There’s a special place in my heart for all of my patients
but you, my friend, left a hole with your death.
That hole may be mended but never complete
each memory a stitch filled with love and care.
My heart has become a patchwork of people
and you will always be one of my favorite patterns.
 

Tuesday, March 15, 2016

Work Work Work

Stories. Oh my the stories I could tell you. Someone once asked me if anything happened at work that day. Something eventful happens at work everyday. Here are some of my favorites...

I went to answer someones call light, walked in the room to the guy standing by his bed peeing on the side of his dresser. I was so grateful that his room was one of the only two in the hall with linoleum floors instead of carpet; it made it a whole lot easier to clean up.

This one Saturday was a real mess. We were already short staffed, and then one person didn't show up. So there are like a billion call lights going off and so the ADON (assistant director of nursing, one of the bosses) came over and worked as a CNA so we would be less short handed. And he's trying to help us get caught up while also being ADON and dealing with a slight crisis: the REAL game parking. Normally people can pay and park at my work since it is so close to the stadium, but there was a mix up with this, so people started parking anywhere and everywhere. They blocked this one lady in who is high on the chain of command and so she called the DON and they started getting the police to ticket the cars and tow them away. So then all the employees are trying to hurry to their cars to put on a sticky note to tell them that they work there. Basically it was mayhem. 

One particularly bad Saturday (Saturdays must be the go crazy at work day because like half my stories are from Saturdays), I walked into another person's room because a fall alarm was going off, to find him standing there peeing on the floor. And then he walked in it, and almost fell. I went from cleaning up that to helping a person get on the toilet, and while I was waiting for them to call to get off, I answered a light. This resident had to go to the bathroom and, well, let's just say I had to change their entire bedding. I was almost done with this when there was another lady yelling because she had to use the bathroom and so the nurse came in and finished cleaning up while I took the other lady to the bathroom. Meanwhile, a different nurse had to help me take that first person off the toilet because I was too busy. This all happened within about 10 minutes. 

One day, just as I got onto my shift, I was helping get his one resident dressed into a gown and when I pulled back the blankets there was a pool of BM. Literally. That was fun. 

Then, I was training a new hire and we were changing this one resident, and when I rolled her she started to have a BM. AFTER I pulled away her brief. And she had no pink pad under her (thanks day shift), only her favorite blanket, so I ended up catching it in my hand. I WAS WEARING GLOVES, DON'T WORRY!

My name is still up for debate on pronunciation at work. I've been called Kristen, Kursten, Kristine, Kristina, Krista, Crystal, Huston, Sicily, Sicil, Little Red, Little Kreesten (emphasise the ee sound), Little'in, shorty, short **** (which is randomly what some of my favorite residents call me, and they all tell me they mean it in a loving way...?), and midget. EDIT: I've also been called Kristy, Ristine (not Kristine but Ristine), and Red. My favorite was when one resident said "Huston, like Texas? Where were you born?" (I usually just go along with whatever they call me since it's easier than correcting them every time) and I replied, "Sandy, Utah." Them: "Well that's weird."

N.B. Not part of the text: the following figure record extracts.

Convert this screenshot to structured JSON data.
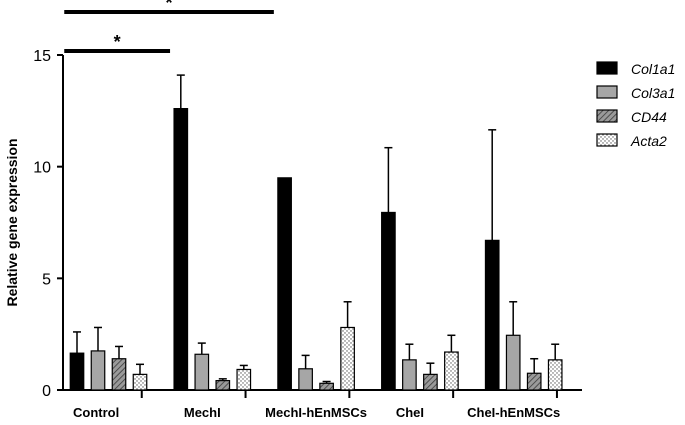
{
  "chart_data": {
    "type": "bar",
    "title": "",
    "xlabel": "",
    "ylabel": "Relative gene expression",
    "ylim": [
      0,
      15
    ],
    "yticks": [
      "0",
      "5",
      "10",
      "15"
    ],
    "grid": false,
    "legend_position": "top-right",
    "categories": [
      "Control",
      "MechI",
      "MechI-hEnMSCs",
      "CheI",
      "CheI-hEnMSCs"
    ],
    "series": [
      {
        "name": "Col1a1",
        "values": [
          1.65,
          12.6,
          9.5,
          7.95,
          6.7
        ],
        "errors": [
          0.95,
          1.5,
          0,
          2.9,
          4.95
        ],
        "color": "#000000",
        "pattern": "solid-black"
      },
      {
        "name": "Col3a1",
        "values": [
          1.75,
          1.6,
          0.95,
          1.35,
          2.45
        ],
        "errors": [
          1.05,
          0.5,
          0.6,
          0.7,
          1.5
        ],
        "color": "#a6a6a6",
        "pattern": "solid-gray"
      },
      {
        "name": "CD44",
        "values": [
          1.4,
          0.42,
          0.3,
          0.7,
          0.75
        ],
        "errors": [
          0.55,
          0.08,
          0.08,
          0.5,
          0.65
        ],
        "color": "#7f7f7f",
        "pattern": "diagonal-hatch"
      },
      {
        "name": "Acta2",
        "values": [
          0.7,
          0.92,
          2.8,
          1.7,
          1.35
        ],
        "errors": [
          0.45,
          0.18,
          1.15,
          0.75,
          0.7
        ],
        "color": "#ffffff",
        "pattern": "dotted"
      }
    ],
    "annotations": [
      {
        "label": "*",
        "from_category": "Control",
        "to_category": "MechI"
      },
      {
        "label": "*",
        "from_category": "Control",
        "to_category": "MechI-hEnMSCs"
      }
    ]
  }
}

Just the other day I was in changing a resident with another aid, and we finished and went to go out of the room only to find that the door handle didn't work. We were locked in the room. Thank goodness for the radios we have to wear at work, because the nurse came and rescued us. The door was so stuck she had to use her shoulder to push it open.  

Also, I've been peed on, pooped on, had them grab at and slap my butt, almost gotten kissed, and more. Oh, the joys of working in a nursing home. Just kidding, I really do like it.